The authorities also fear a rise in cross border infiltration levels, as the recent heavy snowfall has damaged the barbed wire fencing on the Indian side at many places along the Line of Control (LoC) that divides Kashmir between India and Pakistan.

The fencing was erected to check the infiltration of militants from Pakistan.

The fear of infiltration picking up in the run-up to the elections is also looming, said the officials.

The agencies are busy sifting through the militancy-related statistics and patterns for a security study. The officials have gathered the relevant data since 1990. They told IANS that the maximum number of 5,946 militancy-related incidents took place in 1995 – a year before the 1996 polls.
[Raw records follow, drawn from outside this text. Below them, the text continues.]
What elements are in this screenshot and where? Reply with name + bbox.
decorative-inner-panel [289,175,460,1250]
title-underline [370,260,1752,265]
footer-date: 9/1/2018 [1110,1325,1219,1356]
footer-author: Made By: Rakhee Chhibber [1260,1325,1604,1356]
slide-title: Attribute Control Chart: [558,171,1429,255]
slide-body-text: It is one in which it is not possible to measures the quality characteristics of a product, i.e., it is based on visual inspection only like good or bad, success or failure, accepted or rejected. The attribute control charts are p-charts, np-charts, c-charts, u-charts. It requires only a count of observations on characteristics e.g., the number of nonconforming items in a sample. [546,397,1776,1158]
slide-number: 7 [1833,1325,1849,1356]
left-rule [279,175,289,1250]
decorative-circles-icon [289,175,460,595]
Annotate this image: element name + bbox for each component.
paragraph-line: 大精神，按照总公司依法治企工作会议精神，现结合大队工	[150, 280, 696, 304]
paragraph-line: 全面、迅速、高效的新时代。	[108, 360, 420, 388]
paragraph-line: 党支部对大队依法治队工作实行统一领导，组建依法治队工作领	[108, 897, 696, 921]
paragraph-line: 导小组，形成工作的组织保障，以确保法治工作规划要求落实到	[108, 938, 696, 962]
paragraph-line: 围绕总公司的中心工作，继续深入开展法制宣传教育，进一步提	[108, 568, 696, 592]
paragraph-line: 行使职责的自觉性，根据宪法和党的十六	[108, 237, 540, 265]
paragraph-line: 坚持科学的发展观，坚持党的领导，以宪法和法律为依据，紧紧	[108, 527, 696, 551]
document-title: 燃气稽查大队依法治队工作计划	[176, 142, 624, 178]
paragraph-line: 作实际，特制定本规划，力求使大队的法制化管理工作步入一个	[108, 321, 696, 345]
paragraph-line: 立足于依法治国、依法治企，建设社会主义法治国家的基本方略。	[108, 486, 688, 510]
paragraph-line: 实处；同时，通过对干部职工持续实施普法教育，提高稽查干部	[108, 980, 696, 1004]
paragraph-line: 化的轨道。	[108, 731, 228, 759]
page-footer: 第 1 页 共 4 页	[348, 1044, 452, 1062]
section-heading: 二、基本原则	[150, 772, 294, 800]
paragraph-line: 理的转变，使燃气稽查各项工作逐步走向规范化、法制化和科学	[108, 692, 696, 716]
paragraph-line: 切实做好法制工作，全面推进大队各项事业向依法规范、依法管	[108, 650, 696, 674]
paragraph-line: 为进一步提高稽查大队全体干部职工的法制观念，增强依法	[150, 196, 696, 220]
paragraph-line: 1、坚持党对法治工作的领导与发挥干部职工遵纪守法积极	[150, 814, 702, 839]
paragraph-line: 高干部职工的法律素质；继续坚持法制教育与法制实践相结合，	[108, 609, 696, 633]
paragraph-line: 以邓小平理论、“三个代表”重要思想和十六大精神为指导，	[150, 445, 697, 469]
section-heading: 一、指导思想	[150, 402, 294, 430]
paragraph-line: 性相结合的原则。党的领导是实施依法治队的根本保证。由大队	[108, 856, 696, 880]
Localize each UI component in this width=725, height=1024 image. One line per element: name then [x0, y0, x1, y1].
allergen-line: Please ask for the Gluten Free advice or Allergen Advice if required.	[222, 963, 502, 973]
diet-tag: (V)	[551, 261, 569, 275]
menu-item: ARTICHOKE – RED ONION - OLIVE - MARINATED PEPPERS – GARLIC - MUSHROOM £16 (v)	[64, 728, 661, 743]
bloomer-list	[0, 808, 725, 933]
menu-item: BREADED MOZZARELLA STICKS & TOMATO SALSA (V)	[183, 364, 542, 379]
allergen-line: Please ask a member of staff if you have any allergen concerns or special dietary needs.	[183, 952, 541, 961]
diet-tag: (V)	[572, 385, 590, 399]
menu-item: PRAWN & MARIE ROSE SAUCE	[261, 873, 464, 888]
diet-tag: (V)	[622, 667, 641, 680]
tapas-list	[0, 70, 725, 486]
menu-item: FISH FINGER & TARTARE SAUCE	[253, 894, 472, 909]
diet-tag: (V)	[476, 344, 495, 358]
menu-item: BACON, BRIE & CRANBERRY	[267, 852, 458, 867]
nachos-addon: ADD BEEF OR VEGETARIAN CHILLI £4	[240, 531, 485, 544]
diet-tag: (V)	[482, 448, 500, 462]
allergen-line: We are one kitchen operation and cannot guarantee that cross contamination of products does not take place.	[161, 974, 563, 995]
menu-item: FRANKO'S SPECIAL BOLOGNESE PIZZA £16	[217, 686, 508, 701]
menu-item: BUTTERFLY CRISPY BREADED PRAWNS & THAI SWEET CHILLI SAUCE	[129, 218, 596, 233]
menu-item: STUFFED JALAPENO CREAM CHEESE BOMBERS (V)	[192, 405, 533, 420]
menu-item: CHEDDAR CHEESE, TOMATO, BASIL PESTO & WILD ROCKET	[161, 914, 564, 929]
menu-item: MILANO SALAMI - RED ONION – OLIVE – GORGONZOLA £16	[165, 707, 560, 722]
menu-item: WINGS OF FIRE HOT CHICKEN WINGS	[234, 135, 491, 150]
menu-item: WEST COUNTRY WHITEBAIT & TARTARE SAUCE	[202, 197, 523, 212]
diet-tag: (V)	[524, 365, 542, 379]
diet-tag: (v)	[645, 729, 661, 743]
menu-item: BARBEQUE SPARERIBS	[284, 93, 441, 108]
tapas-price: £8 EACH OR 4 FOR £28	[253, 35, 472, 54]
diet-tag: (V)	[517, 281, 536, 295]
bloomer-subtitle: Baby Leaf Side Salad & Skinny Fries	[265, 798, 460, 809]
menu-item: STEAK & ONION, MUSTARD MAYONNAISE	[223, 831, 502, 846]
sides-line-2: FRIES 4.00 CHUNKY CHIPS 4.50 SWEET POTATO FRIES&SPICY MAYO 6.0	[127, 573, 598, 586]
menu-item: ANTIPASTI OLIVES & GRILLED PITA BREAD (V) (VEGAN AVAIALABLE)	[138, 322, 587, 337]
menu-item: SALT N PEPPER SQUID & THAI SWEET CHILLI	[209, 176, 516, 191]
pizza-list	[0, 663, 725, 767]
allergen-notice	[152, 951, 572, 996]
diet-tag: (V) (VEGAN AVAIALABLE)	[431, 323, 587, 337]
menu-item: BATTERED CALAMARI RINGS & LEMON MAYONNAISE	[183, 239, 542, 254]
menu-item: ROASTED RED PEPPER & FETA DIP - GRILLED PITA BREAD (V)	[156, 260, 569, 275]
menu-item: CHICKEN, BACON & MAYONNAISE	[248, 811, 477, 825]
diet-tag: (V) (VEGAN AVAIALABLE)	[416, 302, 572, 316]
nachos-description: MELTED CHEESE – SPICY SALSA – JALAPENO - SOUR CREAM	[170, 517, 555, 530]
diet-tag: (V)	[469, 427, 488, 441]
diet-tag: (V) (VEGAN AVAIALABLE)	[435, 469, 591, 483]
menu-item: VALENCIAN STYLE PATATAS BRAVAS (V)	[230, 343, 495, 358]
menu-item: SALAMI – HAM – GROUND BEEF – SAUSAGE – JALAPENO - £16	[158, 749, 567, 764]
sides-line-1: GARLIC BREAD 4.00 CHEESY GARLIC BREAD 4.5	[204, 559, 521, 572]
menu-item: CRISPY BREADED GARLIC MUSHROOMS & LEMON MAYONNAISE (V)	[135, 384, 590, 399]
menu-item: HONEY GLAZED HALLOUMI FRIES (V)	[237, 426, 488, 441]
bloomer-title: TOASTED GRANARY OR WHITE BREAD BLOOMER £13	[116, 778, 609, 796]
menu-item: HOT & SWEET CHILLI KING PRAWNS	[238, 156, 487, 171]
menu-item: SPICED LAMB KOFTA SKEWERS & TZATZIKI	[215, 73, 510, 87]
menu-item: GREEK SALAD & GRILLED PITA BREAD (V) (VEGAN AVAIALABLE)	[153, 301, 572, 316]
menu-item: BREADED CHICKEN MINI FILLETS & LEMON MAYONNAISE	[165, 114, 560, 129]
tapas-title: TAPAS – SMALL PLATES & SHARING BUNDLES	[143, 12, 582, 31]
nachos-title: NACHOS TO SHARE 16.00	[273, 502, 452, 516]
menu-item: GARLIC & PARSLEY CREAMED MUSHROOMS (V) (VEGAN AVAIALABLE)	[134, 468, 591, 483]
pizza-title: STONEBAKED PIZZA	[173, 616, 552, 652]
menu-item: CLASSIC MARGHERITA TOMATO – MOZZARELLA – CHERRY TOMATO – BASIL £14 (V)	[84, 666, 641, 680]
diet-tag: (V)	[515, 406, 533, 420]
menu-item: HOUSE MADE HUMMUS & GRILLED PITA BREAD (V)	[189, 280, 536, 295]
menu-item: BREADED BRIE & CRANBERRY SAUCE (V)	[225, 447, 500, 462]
“Then the incidents kept declining before rising to 4,536 in 2001 – again a year before the 2002 polls.” But 2007 registered the least number of 1,058 incidents.

“The highest number of 1,424 civilian casualties was in 1996 while the least number of 399 was in 2007,” an official said quoting the data.

The highest number of casualties among security forces, of 613, was in 2001 while the same year witnessed the highest number of 2,020 terrorists killed.

According to these figures, till December 2007 there have been 66,722 militancy-related incidents in Jammu and Kashmir since militancy erupted in January 1990, with 16,685 civilians, 5,225 security force personnel and 20,501 terrorists killed.